A 1ª DP investiga outra morte no
Hospital Santa Lúcia por suposta negligência. O Instituto de Medicina Legal
(IML) divulgou o resultado parcial do laudo que apura a causa da morte de
Marcelo Dino. Nos exames clínicos, os legistas não conseguiram apontar com
exatidão o que levou ao óbito do garoto. Outras amostras de fragmentos serão
avaliadas em um exame histopatológico, que consiste em observar
microscopicamente tecidos de órgãos do paciente, com o intuito de tirar as
dúvidas em relação à morte. Esse novo procedimento deve ser concluído em uma
semana
Apuração
A 1ª Delegacia de Polícia (Asa Sul)
investiga a morte de uma fisioterapeuta de 28 anos, ocorrida há cerca de dois
meses, também no Hospital Santa Lúcia. Juliana Araújo de Souza deu entrada no
centro médico com vômito e diarreia. A família alega ter ocorrido negligência
devido à suposta demora no atendimento realizado no fim da noite de 18 de
dezembro do ano passado. Por volta das 7h do dia seguinte, ela morreu. Na
certidão, a causa da morte foi atestada como “a esclarecer”.
Quatro
perguntas para Flávio Dino, presidente da Embratur e pai de Marcelo
Como
o senhor tem acompanhado as investigações sobre a morte do seu filho?

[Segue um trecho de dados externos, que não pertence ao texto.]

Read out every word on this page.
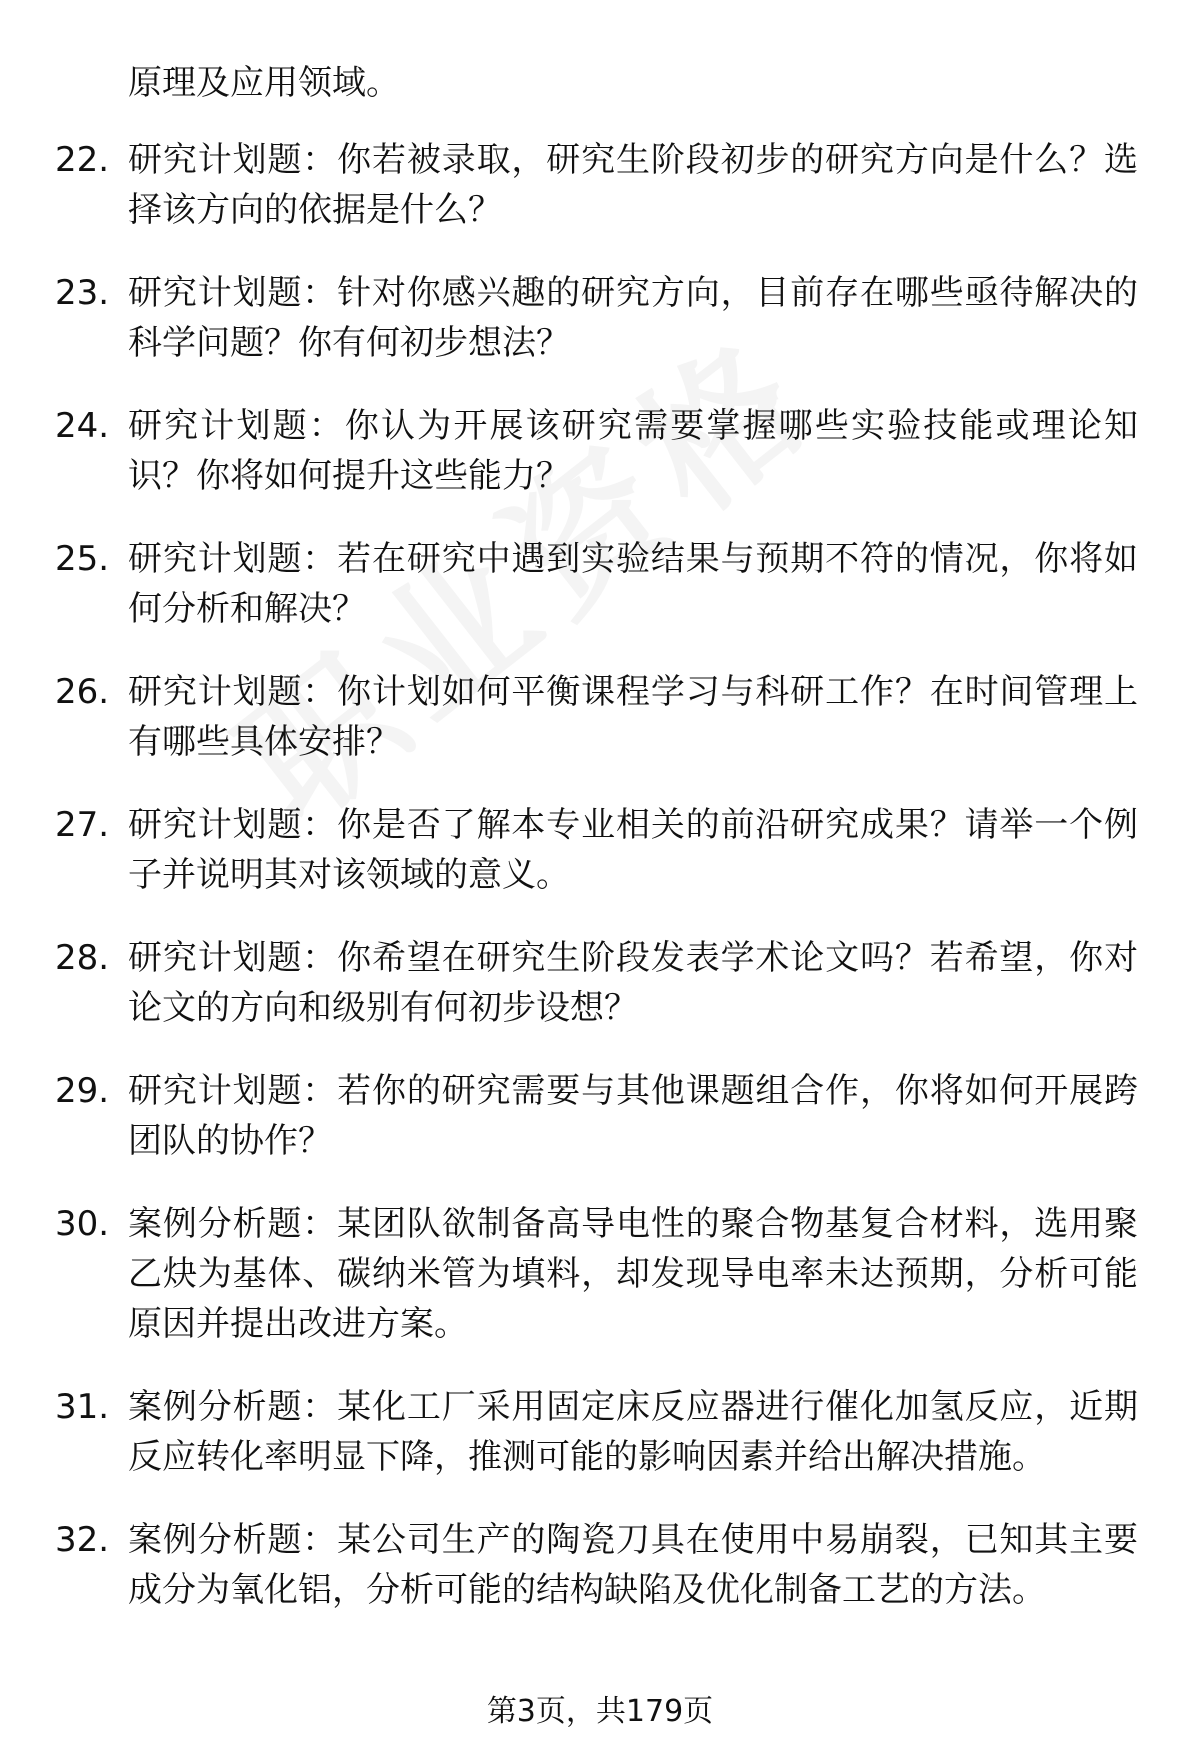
原理及应用领域。
22. 研究计划题：你若被录取，研究生阶段初步的研究方向是什么？选择该方向的依据是什么？
23. 研究计划题：针对你感兴趣的研究方向，目前存在哪些亟待解决的科学问题？你有何初步想法？
24. 研究计划题：你认为开展该研究需要掌握哪些实验技能或理论知识？你将如何提升这些能力？
25. 研究计划题：若在研究中遇到实验结果与预期不符的情况，你将如何分析和解决？
26. 研究计划题：你计划如何平衡课程学习与科研工作？在时间管理上有哪些具体安排？
27. 研究计划题：你是否了解本专业相关的前沿研究成果？请举一个例子并说明其对该领域的意义。
28. 研究计划题：你希望在研究生阶段发表学术论文吗？若希望，你对论文的方向和级别有何初步设想？
29. 研究计划题：若你的研究需要与其他课题组合作，你将如何开展跨团队的协作？
30. 案例分析题：某团队欲制备高导电性的聚合物基复合材料，选用聚乙炔为基体、碳纳米管为填料，却发现导电率未达预期，分析可能原因并提出改进方案。
31. 案例分析题：某化工厂采用固定床反应器进行催化加氢反应，近期反应转化率明显下降，推测可能的影响因素并给出解决措施。
32. 案例分析题：某公司生产的陶瓷刀具在使用中易崩裂，已知其主要成分为氧化铝，分析可能的结构缺陷及优化制备工艺的方法。
第3页，共179页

Eu só quero que o (Hospital) Santa Lúcia
responda a uma pergunta: é comum um garoto de 13 anos morrer de asma dentro de
uma UTI? Se eles conseguirem provar por meio de estatísticas ou através da
literatura médica que isso é normal, eu me calo. Mas o que eu tenho ouvido de
vários profissionais é que o meu filho estaria vivo hoje se os procedimentos
adotados fossem corretos. Se o Marcelo tivesse morrido dentro da escola, eu não
iria responsabilizar a instituição de ensino, mas, dentro de um hospital e
dentro de uma UTI, é inadmissível aceitar que uma criança morra dessa forma.
Quero que o hospital,em respeito à memória do meu filho, diga o que ocorreu
naquele dia, pois eles receberam o meu filho vivo e me entregaram morto.
O
que leva a família a acreditar que houve erro da equipe médica?
Eu não classifico o que ocorreu como
erro médico. Eu quero que a polícia investigue se houve um crime ou não. Até
agora, o Santa Lúcia não me deu nenhuma explicação. Eles (gestores do hospital)
fizeram uma reunião a portas fechadas e depois divulgaram para a imprensa uma
nota omissa, que não diz nada. Eu passei o dia anterior inteiro andando de
bicicleta com ele. Ele se comportava bem, com saúde. O que ele teve na escola
foi uma crise como tantas outras, uma asma leve que sempre foi contornada sem
maiores problemas.
O
que o senhor viu antes da morte do Marcelo?
Eles aplicaram uma medicação no meu
filho e, em seguida, ele começou a ter dificuldades para respirar. A médica
demorou a chegar e o meu filho morreu. Sem contar que eles não fizeram a
entubação no Marcelo quando ele começou a passar mal e, para piorar, ainda
solicitaram material quando ele estava passando mal.